I only had a roommate once—not counting a sister, a boyfriend, and husbands. We roomed together in college, half of junior year and half of senior year. Spring semester of our junior year, I was in France. Fall semester of our senior year, she was in Taiwan.

She came back from Taiwan with a ring: a pyramid of rubies. I couldn’t believe the glamour of that ring. So large. So red. So shiny. Not at all a Midwestern type of ring during the 60s.

Senior year we had a suite. I remember going into her room one morning. She had just taken a shower and was slathering her whole body with lotion. Wow, I thought, why is she doing that? I never did that.

We talked about everything in those days: in the same room, or chatting from her room to mine. What’s everything? Wherever our thoughts took us, I guess. She is very chatty. I like that because I’m not particularly chatty.

But here’s the amazing thing. Spending ten hours with her in Chicago last week, so many years later, I found that nothing has essentially changed. We talked about husbands, children, aging, life, death, and, yes, jewels, or lack thereof. We didn’t talk about skin, but I noticed that the slathering of lotion over 40+ years makes a difference. I came to know once again what I already knew: once a roommate, always a roommate.

Chalk Painting on the Sidewalk

Last fall I wrote a blog titled “What’s in a Tidbit.” It was about a neighborhood gathering for an older couple who were leaving their home of 37 years to move into a retirement apartment.

Yesterday I was taking a walk around the neighborhood. As I came up the hill and turned the corner on our block, I passed the house of the people who had hosted the gathering. Knowing they are spending this week in New York City, I thought about where they might be staying: East Side, West Side, Theater District, etc.? I have a penchant for the Upper West Side, so I decided to place them there. I wondered what art exhibits they would be seeing. Having recently scanned the New Yorker art museum listings, I placed one of their outings at the Guggenheim to see “Haunted: Contemporary Photography/Video/Performance” because I had read that “much contemporary photography and video is haunted by the past, often by its own recent history,” a conception of contemporary photography I have thought true myself.

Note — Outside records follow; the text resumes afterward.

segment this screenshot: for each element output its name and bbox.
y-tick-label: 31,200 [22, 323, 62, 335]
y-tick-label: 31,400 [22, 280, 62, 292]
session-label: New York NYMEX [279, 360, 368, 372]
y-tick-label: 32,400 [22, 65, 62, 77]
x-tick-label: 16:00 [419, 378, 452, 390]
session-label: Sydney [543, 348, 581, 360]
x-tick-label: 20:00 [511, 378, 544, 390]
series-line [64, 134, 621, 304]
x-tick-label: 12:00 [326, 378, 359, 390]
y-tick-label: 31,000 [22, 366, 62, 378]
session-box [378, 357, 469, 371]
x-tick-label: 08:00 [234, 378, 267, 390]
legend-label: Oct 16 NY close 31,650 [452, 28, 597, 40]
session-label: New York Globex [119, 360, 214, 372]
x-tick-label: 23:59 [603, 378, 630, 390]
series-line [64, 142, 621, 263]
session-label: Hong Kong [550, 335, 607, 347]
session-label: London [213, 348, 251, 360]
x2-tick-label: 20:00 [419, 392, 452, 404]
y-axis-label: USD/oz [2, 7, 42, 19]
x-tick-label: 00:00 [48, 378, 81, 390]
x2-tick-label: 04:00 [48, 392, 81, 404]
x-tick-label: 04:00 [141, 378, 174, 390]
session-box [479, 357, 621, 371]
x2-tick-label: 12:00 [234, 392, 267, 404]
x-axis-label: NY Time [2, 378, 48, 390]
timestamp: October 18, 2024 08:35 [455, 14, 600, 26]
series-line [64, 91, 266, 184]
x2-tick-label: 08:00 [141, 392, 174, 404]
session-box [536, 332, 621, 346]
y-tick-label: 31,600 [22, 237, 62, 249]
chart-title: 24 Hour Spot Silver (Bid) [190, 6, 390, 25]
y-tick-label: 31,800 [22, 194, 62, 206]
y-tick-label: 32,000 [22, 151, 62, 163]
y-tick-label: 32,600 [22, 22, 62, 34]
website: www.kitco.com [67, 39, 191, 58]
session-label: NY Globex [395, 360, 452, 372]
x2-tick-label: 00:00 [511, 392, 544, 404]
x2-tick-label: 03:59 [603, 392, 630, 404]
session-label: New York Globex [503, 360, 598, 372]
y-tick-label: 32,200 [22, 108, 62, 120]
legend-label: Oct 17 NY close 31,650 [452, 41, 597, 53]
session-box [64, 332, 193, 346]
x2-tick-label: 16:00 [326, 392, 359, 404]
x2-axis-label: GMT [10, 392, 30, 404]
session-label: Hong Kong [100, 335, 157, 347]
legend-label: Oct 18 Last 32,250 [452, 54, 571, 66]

As I walked past the house of our departed neighbors, my eyes caught a vision chalked on the sidewalk of sky flooded by rainbow, rain, and floating clouds; a few steps over it, a heart, a dancing flower, a starburst. In the myrtle off to the side stood a little bottle-green watering can.

I remember seeing my aging neighbor down on her knees amongst these delicate purple flowers digging away at something, her upper torso rigid, bent over.

Sometime in the past couple of months, a young family has moved into the house my older neighbors moved out of. The old mailbox has been painted an orange-red. The children now own the sidewalk with the drawings from their minds.

Shapes and Color Inform

The word “Matisse” instantly throws down a picture in my mind of vibrant color and shapes, as in Le bonheur de vivre. However, the exhibit “Matisse: Radical Invention, 1913-1917,” presently at the Chicago Art Institute, re-taught me what those two words can mean.

Sketches, drawings, and etchings informed painting, painting informed sculpture, sculpture informed painting, painting informed painting as Matisse worked out his ideas with shapes, form, and color during those four years.

His simple line drawing of Greta Prozor arrested me: face shape—a triangle; hair—four lines; eyes—ovals with pointed ends. One of the eyeballs is shaded, offsetting the other one, which is not. The woman draws you in with one eye, keeps you at a distance with the other.

Matisse’s painting Portrait of Sarah Stein continues with the shapes he used in his study of “Portrait of Sarah Stein”; he pulls in similar shapes from his drawing of Greta Prozor. Blue “roads” of color back the dark hair, luminous tan face, and neck of Sarah Stein. The viewer is allowed to see the inside of the person because both model and artist, through their special bond, have decided to invite the viewer in.

Bathers by a River, a forceful painting—five meters long—embodies Matisse’s giant struggle before and during the World War I years to find a complex integration with distinction of parts. He built and reduced paint of grey, black, white, pink, green, and blue to “discover in nature how my sensations should come” mixed with “the essential character of a landscape,” or mixed with the essential forms in a landscape. His final dynamic product finds a balance in the vertical rhythmical lines.

Once seen, Greta Prozor (48f), Portrait of Sarah Stein, and Bathers by a River carved a place of permanence in my mind.